The Jets backline without Josh Morrissey (injured on Sunday) certainly looked the part. Beaulieu and Trouba acquitted themselves well. Everyone else.........yeah, not so good. Chiarot, Kulikov, and Myers had some defensive issues around the net, which is par for the course. Thankfully, the Jets got an early power play opportunity to put the heat on Minnesota’s defenders. After a few early attempts, Patrik Laine and Mark Scheifele connected for a slick goal through Dubnyk’s pads. The Wild offered a minor response with some offensive pressure, but not much around Hellebuyck’s territory. All in all, it was a quality period from a team that desperately needed one.
The Second Period
The Wild awoke from their hibernation a touch, pushing the pace after a rougher first period. Minnesota seized on Winnipeg’s lesser D pairings, setting up some strong periods of offensive zone possession. Like the Jets, the Wild were happy to direct long-distance bombs from up high. Winnipeg shut those down, but pucks behind the net caused guys like Chiarot and Kulikov some serious grief. Minnesota got some grade-A opportunities off of poor defensive zone clearance attempts and turnovers.
Winnipeg didn’t pay for its defensive sins until a mid-period penalty kill. For the most part, the Wild weren’t able to establish much in the way of central slot opportunities. Brad Hunt didn’t care, and wristed a shot from well beyond the face-off circles through traffic to knot the game at 1-1. Hope transitioned to despondence, but Chiarot decided to imitate Connor McDavid with a power drive right down Minnesota’s central channel. He deflected a puck off of Laine’s skate and into the net, this only 30 seconds after the Wild had drawn level. The 2-1 scoreline held, though Hellebuyck had to work double duty to keep the Jets ahead.
The Third Period
Minnesota continued to pressure, looking for the tying goal with all manner of low-slot pressure. The Jets defense continued to capitulate on numerous sequences, with Myers and Kulikov bearing the brunt of the poor performances. Folks, it wasn’t pretty, and it became costly late in the period. With only a scant few minutes remaining in the third, Myers took a cross-checking minor. The Wild pulled the goal to make it 6-on-4 and promptly tied the game. Yikes.

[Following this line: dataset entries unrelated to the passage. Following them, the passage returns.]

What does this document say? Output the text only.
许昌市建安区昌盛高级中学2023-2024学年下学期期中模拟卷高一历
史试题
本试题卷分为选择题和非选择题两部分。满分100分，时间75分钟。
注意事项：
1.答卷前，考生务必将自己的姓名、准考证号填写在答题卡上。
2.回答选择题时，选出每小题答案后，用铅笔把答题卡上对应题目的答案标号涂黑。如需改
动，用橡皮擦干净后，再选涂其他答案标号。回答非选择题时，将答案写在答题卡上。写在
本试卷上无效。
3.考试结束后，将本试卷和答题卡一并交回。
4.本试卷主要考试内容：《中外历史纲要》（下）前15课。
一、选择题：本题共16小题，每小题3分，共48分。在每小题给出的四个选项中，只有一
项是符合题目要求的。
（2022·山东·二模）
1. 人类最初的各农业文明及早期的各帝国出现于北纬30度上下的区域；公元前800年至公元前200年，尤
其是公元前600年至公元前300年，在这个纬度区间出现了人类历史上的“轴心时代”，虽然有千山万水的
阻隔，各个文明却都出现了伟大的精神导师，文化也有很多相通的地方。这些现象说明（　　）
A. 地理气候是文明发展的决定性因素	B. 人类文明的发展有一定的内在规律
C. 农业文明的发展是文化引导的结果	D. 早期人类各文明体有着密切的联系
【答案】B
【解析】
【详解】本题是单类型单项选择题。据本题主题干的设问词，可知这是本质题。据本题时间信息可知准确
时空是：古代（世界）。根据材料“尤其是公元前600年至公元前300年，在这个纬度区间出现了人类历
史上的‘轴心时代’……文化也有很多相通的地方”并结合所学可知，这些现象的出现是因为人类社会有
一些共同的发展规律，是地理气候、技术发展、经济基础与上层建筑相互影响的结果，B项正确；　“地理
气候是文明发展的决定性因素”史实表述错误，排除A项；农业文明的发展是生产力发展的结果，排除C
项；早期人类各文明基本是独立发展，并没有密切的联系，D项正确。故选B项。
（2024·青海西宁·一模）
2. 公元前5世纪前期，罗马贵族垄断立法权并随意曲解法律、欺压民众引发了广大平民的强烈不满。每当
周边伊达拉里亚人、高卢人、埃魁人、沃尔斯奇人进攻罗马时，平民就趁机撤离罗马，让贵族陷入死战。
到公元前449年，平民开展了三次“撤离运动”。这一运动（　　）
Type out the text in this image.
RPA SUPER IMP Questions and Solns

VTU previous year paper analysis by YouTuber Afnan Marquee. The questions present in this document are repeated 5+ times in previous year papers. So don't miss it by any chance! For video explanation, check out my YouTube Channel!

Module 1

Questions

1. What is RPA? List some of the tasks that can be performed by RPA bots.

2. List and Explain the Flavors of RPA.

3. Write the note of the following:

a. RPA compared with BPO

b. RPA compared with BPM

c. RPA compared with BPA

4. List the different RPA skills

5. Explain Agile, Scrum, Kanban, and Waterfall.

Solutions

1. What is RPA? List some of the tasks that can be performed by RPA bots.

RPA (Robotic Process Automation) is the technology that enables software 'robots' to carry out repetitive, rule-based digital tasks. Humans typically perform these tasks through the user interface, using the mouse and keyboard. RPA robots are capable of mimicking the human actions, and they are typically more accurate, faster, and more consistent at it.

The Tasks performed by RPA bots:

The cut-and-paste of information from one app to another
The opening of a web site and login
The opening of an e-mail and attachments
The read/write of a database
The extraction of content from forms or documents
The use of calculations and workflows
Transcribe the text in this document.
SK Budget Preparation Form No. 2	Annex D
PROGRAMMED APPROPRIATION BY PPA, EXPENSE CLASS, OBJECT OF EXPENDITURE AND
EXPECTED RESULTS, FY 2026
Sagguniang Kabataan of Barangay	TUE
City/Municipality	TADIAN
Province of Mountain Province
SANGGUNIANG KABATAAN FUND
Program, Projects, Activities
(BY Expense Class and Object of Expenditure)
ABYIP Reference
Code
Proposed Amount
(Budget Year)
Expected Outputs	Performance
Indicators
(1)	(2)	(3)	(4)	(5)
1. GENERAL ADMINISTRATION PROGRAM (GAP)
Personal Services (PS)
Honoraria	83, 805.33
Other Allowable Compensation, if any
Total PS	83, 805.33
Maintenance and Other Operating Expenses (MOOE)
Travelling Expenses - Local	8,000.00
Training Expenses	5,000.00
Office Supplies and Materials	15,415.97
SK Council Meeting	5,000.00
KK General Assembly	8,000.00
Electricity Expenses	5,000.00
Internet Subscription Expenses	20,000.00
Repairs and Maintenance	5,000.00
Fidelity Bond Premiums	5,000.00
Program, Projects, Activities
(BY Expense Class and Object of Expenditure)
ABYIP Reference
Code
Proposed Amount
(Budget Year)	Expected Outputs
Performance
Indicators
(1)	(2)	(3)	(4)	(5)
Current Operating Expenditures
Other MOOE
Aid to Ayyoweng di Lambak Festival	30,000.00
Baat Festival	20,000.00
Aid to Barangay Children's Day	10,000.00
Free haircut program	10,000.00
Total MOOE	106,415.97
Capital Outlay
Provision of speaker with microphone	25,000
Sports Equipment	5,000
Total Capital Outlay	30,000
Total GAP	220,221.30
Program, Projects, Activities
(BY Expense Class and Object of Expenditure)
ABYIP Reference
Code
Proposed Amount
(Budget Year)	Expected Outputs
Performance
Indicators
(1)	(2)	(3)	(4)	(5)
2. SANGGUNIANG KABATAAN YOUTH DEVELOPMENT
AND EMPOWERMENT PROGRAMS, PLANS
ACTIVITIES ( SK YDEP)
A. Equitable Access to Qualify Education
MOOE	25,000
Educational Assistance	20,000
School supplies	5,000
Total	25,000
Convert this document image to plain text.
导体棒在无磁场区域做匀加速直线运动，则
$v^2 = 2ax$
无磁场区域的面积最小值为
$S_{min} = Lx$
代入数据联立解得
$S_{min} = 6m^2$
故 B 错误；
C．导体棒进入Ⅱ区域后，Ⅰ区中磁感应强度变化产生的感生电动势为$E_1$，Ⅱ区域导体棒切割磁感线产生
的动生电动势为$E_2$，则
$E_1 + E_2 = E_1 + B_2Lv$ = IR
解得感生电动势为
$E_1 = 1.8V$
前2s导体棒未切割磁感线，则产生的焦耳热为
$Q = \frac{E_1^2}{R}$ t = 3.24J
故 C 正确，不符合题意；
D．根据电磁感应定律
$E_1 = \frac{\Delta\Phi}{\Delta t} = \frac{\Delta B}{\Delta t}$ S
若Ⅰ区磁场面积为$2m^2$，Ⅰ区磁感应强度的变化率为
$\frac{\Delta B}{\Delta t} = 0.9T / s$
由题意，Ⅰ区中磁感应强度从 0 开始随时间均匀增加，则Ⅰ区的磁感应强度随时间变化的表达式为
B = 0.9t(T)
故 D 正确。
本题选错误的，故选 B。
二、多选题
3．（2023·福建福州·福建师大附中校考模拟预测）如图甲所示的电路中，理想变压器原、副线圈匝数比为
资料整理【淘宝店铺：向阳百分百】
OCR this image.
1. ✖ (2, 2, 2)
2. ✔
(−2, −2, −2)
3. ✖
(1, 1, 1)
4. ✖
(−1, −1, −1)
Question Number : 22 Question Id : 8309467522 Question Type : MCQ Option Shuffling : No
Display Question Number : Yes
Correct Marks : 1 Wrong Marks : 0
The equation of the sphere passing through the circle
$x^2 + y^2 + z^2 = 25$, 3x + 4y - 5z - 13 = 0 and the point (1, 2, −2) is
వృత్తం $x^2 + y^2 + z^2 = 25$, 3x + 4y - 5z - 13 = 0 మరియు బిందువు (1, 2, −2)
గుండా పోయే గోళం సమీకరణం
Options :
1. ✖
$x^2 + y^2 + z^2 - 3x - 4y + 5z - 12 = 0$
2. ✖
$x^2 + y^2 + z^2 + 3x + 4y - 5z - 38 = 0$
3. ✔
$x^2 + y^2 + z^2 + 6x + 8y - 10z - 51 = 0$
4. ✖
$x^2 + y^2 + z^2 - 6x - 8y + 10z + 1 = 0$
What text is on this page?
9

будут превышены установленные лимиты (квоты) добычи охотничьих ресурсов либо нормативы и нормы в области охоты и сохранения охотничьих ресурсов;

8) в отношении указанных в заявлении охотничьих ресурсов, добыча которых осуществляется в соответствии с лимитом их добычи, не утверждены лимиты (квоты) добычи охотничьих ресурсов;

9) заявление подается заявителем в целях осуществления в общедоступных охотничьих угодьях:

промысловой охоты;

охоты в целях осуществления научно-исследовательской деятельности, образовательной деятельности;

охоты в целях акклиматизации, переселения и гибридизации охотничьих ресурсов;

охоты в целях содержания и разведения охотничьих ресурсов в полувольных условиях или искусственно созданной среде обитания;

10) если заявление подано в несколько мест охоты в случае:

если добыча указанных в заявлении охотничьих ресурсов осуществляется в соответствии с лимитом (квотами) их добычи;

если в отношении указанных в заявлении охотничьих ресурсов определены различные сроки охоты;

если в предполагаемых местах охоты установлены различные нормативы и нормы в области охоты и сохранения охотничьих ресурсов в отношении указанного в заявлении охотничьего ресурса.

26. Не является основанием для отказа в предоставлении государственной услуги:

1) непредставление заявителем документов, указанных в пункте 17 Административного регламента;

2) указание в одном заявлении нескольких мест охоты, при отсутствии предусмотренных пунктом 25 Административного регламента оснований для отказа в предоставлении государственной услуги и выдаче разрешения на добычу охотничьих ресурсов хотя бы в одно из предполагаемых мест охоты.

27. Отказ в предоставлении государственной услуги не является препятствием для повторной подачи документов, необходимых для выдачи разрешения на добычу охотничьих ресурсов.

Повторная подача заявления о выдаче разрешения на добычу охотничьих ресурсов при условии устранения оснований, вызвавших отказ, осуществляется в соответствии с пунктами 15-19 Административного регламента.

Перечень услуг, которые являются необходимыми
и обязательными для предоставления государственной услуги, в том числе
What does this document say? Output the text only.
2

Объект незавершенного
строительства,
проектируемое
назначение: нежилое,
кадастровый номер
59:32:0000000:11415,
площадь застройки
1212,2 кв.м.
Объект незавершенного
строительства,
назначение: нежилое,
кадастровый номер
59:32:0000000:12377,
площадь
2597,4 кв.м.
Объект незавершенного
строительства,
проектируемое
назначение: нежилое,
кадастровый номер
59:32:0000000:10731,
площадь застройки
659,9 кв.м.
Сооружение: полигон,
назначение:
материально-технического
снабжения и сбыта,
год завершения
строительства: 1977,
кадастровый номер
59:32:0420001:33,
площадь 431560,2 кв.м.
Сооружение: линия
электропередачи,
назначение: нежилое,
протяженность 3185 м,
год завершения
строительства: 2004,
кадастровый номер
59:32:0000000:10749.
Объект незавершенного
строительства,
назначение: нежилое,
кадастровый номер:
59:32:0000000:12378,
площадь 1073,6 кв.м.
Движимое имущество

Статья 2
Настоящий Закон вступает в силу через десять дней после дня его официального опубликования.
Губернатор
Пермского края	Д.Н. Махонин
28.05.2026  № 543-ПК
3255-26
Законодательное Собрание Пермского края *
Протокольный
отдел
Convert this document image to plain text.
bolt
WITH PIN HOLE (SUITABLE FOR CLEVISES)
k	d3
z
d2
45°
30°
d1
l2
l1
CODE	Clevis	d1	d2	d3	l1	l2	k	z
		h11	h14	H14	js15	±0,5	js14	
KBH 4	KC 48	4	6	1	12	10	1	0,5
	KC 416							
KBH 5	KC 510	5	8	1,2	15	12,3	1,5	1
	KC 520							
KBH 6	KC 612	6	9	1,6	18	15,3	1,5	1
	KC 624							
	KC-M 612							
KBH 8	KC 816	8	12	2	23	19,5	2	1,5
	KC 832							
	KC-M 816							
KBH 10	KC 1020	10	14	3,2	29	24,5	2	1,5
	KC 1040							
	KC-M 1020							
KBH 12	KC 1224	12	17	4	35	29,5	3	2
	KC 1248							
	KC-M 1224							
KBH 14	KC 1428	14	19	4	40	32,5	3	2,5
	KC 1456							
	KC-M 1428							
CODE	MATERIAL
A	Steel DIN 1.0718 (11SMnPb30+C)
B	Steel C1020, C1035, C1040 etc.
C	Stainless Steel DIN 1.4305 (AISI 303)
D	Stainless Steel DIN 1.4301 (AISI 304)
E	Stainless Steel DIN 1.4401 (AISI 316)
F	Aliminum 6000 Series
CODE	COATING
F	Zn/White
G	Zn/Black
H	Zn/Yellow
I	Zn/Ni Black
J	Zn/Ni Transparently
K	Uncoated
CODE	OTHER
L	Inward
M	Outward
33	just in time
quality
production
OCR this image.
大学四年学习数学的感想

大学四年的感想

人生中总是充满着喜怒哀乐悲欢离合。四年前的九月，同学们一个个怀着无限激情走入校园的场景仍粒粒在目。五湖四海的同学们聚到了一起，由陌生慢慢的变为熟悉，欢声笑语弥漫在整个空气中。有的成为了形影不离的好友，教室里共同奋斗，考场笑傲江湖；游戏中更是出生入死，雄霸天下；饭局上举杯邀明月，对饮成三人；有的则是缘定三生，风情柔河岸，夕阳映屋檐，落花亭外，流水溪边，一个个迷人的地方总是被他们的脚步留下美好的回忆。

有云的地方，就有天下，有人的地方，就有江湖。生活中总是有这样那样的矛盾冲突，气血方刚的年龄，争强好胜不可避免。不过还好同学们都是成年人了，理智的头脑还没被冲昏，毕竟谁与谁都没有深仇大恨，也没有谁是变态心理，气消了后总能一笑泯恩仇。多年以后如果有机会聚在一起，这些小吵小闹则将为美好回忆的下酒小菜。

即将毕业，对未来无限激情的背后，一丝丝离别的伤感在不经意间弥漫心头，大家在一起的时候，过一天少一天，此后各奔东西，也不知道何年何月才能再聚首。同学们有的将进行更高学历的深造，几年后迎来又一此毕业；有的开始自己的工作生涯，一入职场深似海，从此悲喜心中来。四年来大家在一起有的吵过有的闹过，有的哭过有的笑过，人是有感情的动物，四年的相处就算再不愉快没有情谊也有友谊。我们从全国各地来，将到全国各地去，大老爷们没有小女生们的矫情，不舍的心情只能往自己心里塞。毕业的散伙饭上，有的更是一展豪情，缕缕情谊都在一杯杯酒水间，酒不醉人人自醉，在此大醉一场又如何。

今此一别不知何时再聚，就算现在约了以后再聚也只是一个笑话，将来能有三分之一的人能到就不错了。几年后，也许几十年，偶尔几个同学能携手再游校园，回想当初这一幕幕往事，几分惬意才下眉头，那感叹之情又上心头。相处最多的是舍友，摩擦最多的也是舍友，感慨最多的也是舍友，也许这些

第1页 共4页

Double yikes for what happened next. Myers and Kulikov were out for the final minute or so of the period, and a chaotic rebound that Hellebuyck couldn’t shut down fell to Joel Eriksson Ek. In the chaos, he poked the puck over the line, confirmed by official video review. I’m not sure what Maurice was thinking, putting the worst D pairing out in a tie-game scenario with no time remaining, but it cost Winnipeg a massive 2 points. Winning the Central only gets harder from here.
- Beaulieu and Niku had strong, confident outings. Hayes was very decent, sliding in naturally. Kevin may want to shoot a bit more, though.
- Hellebuyck with another strong night in goal. He needs to keep it up, what with this leaky back-end.
- Myers, Chiarot, and Kulikov were disastrous. They singlehandedly cost the Jets the game, and the coaching staff needs to re-evaluate their usage in high-leverage situations.